MM - It's been quite some time since the
Rods played over here in the UK. DF - Yeh is has, it would be
great to come over and play there because we did so well when we were
there with Iron Maiden.
MM - It was a high energy rock n' roll
band we saw on that tour and that's the sort of band everyone came out
to see in the 80's. The Rods were one of the original power
trios. DF - Yes that was the time when the first New Wave Of Heavy
Metal bands were coming out. We didn't realise it, we were just
doing what we did. As history proved, all the bands from that time
just developed from there onwards.
MM - Comparing to how it is now for bands
and to how it was back then, obviously it's not the same but do you ever
find yourself looking back on those days as being the 'hey-days'? DF -
Well going out and playing live I don't think is all that different now
to it was back then. As far as our band goes I think we're
probably playing better now than we did back then. When we get
together now and play together it's like WOW!, We've never really lost
anything, that's pretty much the same. The business part is
different now because of the internet and the effect that has had on the
music. Now you are in contact with the whole world, whereas before
when you didn't have the internet, we didn't even know how many fans we
had back then, because we weren't able to be in touch with them the way
we are now.
Once the internet came into effect and you started to get
emails and solicitations from all over the world you soon realised that
there is a lot of fans out there. In that respect the business is
very different. Also back in the day you needed to have a record
company and bands needed to have a record deal to have a record out.

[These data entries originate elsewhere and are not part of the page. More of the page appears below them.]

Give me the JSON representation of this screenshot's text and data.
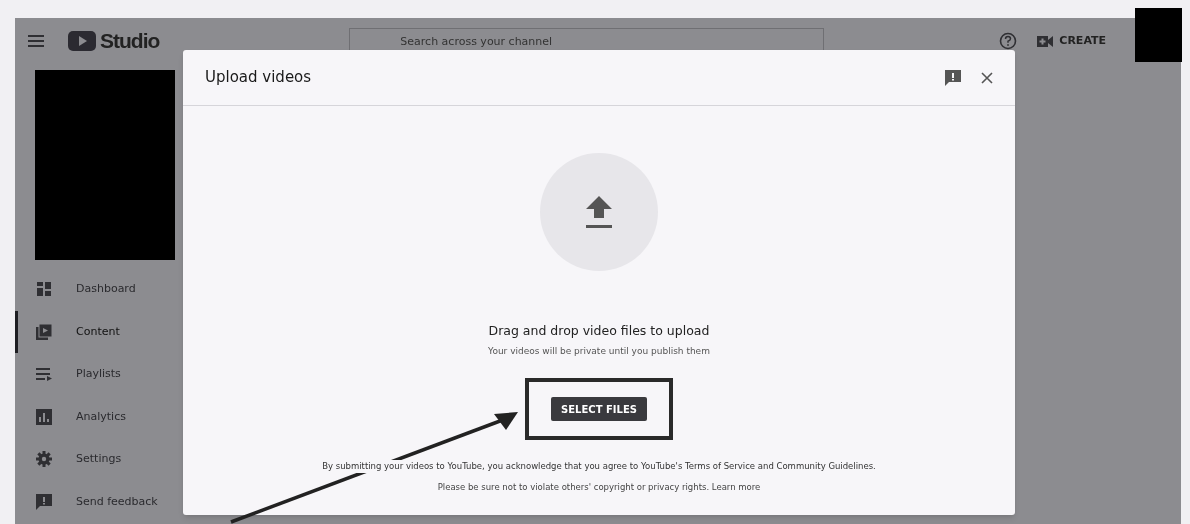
{
  "topbar": {
    "logo_text": "Studio",
    "search": {
      "placeholder": "Search across your channel"
    },
    "create": "CREATE"
  },
  "sidebar": {
    "items": [
      {
        "label": "Dashboard",
        "kind": "dashboard",
        "selected": false
      },
      {
        "label": "Content",
        "kind": "content",
        "selected": true
      },
      {
        "label": "Playlists",
        "kind": "playlists",
        "selected": false
      },
      {
        "label": "Analytics",
        "kind": "analytics",
        "selected": false
      },
      {
        "label": "Settings",
        "kind": "settings",
        "selected": false
      },
      {
        "label": "Send feedback",
        "kind": "feedback",
        "selected": false
      }
    ]
  },
  "dialog": {
    "title": "Upload videos",
    "heading": "Drag and drop video files to upload",
    "subtext": "Your videos will be private until you publish them",
    "button": "SELECT FILES",
    "terms": "By submitting your videos to YouTube, you acknowledge that you agree to YouTube's Terms of Service and Community Guidelines.",
    "notice": "Please be sure not to violate others' copyright or privacy rights.",
    "link": "Learn more"
  }
}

Now you can make your own music and put it on the internet and sell it
yourself. In some cases you don't need a record label behind you,
but back in those days you did. If you didn't have a record deal
with somebody then nobody ever got to hear your music. You were
kind of at the mercy of the record labels back then and that's the
biggest difference about the business part of it today.
MM
- What's the feedback been like on the new album? DF - I've got really
great feedback and a lot of the reviewers have been really great to
me. I don't think anyone that I speak to is going to tell me they
don't like the album, but the people who write reviews, the response
from them has been
very good so far.
It was important to me that I was happy with the album
and all the way through the album, I never thought about what anyone else
might think about the album. As long as I was happy with it at the
end then that's all that really mattered to me. If I wasn't happy
with it then I wouldn't say ... here it is world, if you like it great, if
you don't well it doesn't really matter to me. If I hadn't liked it
in the first place then I wouldn't have let anyone else hear it, but I'm really happy with it and I know Ronnie was
also really happy with it.
MM
- The album is something that you can come back to and listen to time
and time again. I really like it. Thank you very
much for taking the time out to talk to us today, we really appreciate
it. DF - Thank you because I really appreciate you taking the time out
to talk to me also and I really hope we come out and play live.
Playing live is really what it's all about and to be able to play these
new songs live is something that I really hope we are able to do this
year.
MM - I'd love to see The
Rods come back
and play in the UK some time and I know there's a lot of people out
there that would also love to see you do your full rock n' roll show. Good
luck with this album and with the new Rods album also.